Robert Badinter ne croyait pas Bontemps coupable de meurtre, et ce doute contribua semble-t-il à sa décision de faire de l’abolition de la peine de mort le combat de sa vie. Un combat sous-tendu par un rejet conscient et déterminé de l’injustice du principe sacrificiel – la raison supérieure qui conduit à prendre le risque de condamner à mort un innocent en vertu de l’antique conviction qu’« Il y a intérêt à ce qu’un seul homme meure pour le peuple. » La double exigence de mettre la justice au-dessus de la violence, privée et à distance de l’esprit sacrificiel, est au cœur de son discours du 17 septembre 1981 à l’Assemblée nationale. Après avoir démonté la thèse de la valeur dissuasive de la peine de mort, voici en effet ce qu’il déclarait :
« La mort et la souffrance des victimes, ce terrible malheur, exigeraient comme contrepartie nécessaire, impérative, une autre mort et une autre souffrance. A défaut, déclarait un ministre de la justice récent, l’angoisse et la passion suscitées dans la société par le crime ne seraient pas apaisées. Cela s’appelle, je crois, un sacrifice expiatoire. »
C’est au nom de la même volonté d’instituer une justice plus civilisée et donc plus civilisatrice, dépassant la « loi du talion », qu’il avait fait de l’amélioration des conditions de vie en prison l’un des axes de son action au ministère de la Justice.
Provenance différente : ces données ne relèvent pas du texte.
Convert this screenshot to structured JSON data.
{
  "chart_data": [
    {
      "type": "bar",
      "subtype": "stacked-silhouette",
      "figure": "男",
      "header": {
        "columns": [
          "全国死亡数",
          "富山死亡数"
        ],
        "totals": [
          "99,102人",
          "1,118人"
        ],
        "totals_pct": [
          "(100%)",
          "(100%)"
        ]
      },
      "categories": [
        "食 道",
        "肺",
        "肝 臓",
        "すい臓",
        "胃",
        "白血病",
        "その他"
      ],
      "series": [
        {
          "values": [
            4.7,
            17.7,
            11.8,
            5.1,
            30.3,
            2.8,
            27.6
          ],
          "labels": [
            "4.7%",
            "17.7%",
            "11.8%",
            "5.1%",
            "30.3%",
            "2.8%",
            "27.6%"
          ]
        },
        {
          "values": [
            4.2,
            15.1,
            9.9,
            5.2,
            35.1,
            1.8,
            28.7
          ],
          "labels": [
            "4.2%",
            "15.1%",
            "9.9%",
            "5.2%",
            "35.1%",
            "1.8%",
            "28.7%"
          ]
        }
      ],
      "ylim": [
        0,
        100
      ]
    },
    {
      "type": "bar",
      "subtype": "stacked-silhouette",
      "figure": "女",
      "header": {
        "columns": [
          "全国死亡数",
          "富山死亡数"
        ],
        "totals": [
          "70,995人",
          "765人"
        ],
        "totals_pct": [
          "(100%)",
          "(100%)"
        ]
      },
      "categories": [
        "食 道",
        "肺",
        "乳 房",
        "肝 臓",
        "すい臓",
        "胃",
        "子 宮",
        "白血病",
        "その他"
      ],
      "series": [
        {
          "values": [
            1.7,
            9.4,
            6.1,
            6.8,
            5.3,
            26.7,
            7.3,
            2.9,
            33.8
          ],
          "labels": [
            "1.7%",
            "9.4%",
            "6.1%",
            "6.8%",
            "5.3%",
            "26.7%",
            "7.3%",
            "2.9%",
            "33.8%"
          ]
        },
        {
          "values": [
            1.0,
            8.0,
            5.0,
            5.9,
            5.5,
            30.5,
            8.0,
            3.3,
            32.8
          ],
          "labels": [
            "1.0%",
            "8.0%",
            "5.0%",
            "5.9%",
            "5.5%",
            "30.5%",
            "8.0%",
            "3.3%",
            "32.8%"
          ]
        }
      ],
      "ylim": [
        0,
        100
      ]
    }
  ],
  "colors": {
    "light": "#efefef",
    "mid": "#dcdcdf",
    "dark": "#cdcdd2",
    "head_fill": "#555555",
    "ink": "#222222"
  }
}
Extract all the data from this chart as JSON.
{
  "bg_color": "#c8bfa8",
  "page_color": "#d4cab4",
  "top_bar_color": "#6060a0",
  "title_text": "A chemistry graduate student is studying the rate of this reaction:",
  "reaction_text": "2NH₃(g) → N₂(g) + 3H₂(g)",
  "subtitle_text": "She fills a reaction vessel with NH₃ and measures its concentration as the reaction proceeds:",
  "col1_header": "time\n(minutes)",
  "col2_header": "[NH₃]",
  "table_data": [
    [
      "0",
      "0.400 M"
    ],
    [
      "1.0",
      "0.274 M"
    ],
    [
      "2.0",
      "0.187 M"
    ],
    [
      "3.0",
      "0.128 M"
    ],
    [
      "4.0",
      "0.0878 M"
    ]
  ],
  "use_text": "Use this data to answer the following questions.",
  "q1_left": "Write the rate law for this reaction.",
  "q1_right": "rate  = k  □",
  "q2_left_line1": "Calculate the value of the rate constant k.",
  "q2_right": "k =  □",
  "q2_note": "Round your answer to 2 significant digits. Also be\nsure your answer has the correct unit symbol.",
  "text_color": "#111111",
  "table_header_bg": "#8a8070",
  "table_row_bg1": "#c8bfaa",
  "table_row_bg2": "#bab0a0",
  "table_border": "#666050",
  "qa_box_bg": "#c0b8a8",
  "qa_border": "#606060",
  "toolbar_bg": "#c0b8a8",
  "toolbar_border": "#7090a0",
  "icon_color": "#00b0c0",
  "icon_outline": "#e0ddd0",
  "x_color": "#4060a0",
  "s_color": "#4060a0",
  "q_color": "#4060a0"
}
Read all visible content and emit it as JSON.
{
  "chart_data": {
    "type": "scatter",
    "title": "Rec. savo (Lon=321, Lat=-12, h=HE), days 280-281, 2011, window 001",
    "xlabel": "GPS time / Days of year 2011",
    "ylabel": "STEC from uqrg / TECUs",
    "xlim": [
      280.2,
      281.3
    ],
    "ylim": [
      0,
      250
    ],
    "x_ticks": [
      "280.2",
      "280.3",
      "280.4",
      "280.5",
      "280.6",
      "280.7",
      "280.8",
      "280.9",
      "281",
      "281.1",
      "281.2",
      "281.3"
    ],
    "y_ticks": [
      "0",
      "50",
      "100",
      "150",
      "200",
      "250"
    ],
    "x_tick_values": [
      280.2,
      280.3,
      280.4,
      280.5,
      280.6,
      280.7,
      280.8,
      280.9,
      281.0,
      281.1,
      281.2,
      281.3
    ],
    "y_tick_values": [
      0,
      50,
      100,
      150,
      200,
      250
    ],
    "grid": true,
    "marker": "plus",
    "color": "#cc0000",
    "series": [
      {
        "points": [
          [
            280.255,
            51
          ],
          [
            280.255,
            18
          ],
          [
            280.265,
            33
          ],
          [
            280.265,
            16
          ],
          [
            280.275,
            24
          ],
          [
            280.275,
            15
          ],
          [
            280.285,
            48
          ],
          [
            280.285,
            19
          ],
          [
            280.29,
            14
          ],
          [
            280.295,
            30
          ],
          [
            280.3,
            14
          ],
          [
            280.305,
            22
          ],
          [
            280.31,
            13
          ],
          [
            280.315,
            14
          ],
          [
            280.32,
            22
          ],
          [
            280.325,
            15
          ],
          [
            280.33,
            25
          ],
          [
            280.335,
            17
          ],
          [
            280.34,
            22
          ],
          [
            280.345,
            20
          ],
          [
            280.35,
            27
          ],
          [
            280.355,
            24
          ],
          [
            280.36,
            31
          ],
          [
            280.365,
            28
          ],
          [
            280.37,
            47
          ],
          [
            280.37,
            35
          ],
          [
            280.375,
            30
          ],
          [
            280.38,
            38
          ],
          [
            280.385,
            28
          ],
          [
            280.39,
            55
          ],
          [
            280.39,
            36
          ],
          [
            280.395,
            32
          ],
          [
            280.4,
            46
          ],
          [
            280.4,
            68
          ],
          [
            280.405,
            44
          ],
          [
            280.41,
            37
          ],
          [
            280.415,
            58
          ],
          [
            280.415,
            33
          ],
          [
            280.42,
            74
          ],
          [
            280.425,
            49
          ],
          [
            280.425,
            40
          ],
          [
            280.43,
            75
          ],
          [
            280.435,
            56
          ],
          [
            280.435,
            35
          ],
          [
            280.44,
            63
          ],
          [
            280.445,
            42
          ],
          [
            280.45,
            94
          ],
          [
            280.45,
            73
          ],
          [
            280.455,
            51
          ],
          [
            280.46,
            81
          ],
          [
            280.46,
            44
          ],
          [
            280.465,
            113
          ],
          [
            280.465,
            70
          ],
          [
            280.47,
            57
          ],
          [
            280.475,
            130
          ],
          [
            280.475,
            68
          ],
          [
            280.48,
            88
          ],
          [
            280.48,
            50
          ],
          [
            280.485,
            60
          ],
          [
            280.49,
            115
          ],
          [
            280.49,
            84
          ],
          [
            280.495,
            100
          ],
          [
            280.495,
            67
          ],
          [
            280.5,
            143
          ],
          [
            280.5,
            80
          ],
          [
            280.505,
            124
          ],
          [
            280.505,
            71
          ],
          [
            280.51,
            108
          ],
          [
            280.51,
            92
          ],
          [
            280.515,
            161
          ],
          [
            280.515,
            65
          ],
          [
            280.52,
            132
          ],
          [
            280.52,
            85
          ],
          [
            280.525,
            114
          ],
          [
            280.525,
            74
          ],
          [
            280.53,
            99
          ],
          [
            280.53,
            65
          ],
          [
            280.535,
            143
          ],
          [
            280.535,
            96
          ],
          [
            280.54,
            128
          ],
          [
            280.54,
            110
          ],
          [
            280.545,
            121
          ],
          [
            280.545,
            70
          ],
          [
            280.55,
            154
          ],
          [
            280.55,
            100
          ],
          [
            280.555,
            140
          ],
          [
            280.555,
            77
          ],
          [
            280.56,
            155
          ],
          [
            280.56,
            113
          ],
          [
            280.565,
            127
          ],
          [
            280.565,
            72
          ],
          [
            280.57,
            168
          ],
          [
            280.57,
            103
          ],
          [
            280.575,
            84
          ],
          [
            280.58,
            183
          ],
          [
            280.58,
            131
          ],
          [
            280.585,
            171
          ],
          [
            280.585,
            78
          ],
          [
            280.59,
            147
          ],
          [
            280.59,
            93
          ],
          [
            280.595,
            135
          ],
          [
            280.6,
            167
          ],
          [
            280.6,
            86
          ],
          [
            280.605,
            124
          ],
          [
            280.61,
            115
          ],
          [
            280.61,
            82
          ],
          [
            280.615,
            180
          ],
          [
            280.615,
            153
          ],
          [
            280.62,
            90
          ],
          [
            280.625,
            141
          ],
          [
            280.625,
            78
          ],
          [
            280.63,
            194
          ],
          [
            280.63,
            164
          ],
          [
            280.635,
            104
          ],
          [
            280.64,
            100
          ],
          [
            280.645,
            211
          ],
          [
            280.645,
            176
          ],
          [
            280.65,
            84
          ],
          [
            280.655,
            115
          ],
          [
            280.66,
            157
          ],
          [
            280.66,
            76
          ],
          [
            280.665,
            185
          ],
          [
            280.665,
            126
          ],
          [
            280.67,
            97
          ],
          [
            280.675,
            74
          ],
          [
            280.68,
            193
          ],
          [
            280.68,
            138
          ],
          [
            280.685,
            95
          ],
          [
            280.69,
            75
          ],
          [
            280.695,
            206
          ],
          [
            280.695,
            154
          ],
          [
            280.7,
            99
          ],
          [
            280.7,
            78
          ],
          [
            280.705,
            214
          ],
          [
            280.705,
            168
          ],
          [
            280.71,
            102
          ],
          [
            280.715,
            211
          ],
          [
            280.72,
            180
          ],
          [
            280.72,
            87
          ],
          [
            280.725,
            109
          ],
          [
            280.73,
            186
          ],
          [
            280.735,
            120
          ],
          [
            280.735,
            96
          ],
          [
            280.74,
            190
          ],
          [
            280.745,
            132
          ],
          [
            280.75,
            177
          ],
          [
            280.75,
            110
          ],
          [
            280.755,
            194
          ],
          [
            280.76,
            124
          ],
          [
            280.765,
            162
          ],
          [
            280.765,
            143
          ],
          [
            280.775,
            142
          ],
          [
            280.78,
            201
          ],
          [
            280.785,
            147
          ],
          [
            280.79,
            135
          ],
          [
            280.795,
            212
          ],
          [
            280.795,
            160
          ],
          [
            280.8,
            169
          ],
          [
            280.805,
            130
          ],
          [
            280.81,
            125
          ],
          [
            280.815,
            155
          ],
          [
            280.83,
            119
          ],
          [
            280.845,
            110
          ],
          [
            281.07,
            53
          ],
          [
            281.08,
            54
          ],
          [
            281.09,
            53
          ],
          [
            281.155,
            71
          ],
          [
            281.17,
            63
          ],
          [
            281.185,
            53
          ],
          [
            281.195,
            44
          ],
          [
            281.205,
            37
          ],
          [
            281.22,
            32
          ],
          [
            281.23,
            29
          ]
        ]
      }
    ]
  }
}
Ajoutons ceci pour conclure : Robert Badinter se tenait à l’écart des surenchères victimaires dont la marée montante avait été vue de manière prémonitoire par René Girard. Ce juif était avant tout un républicain imprégné du meilleur de l’universalisme français. Malgré la mort de ses parents en déportation, son point de vue sur l’histoire n’était pas d’abord celui d’un membre d’une communauté persécutée. C’était en citoyen du monde attaché aux libertés et aux droits de tous les hommes, qui s’inquiétait du retour de l’antisémitisme et d’autres vieux démons. Quand on voit ce qui se passe aujourd’hui en Israël, et même en France, c’est une attitude suffisamment rare et précieuse pour être louée.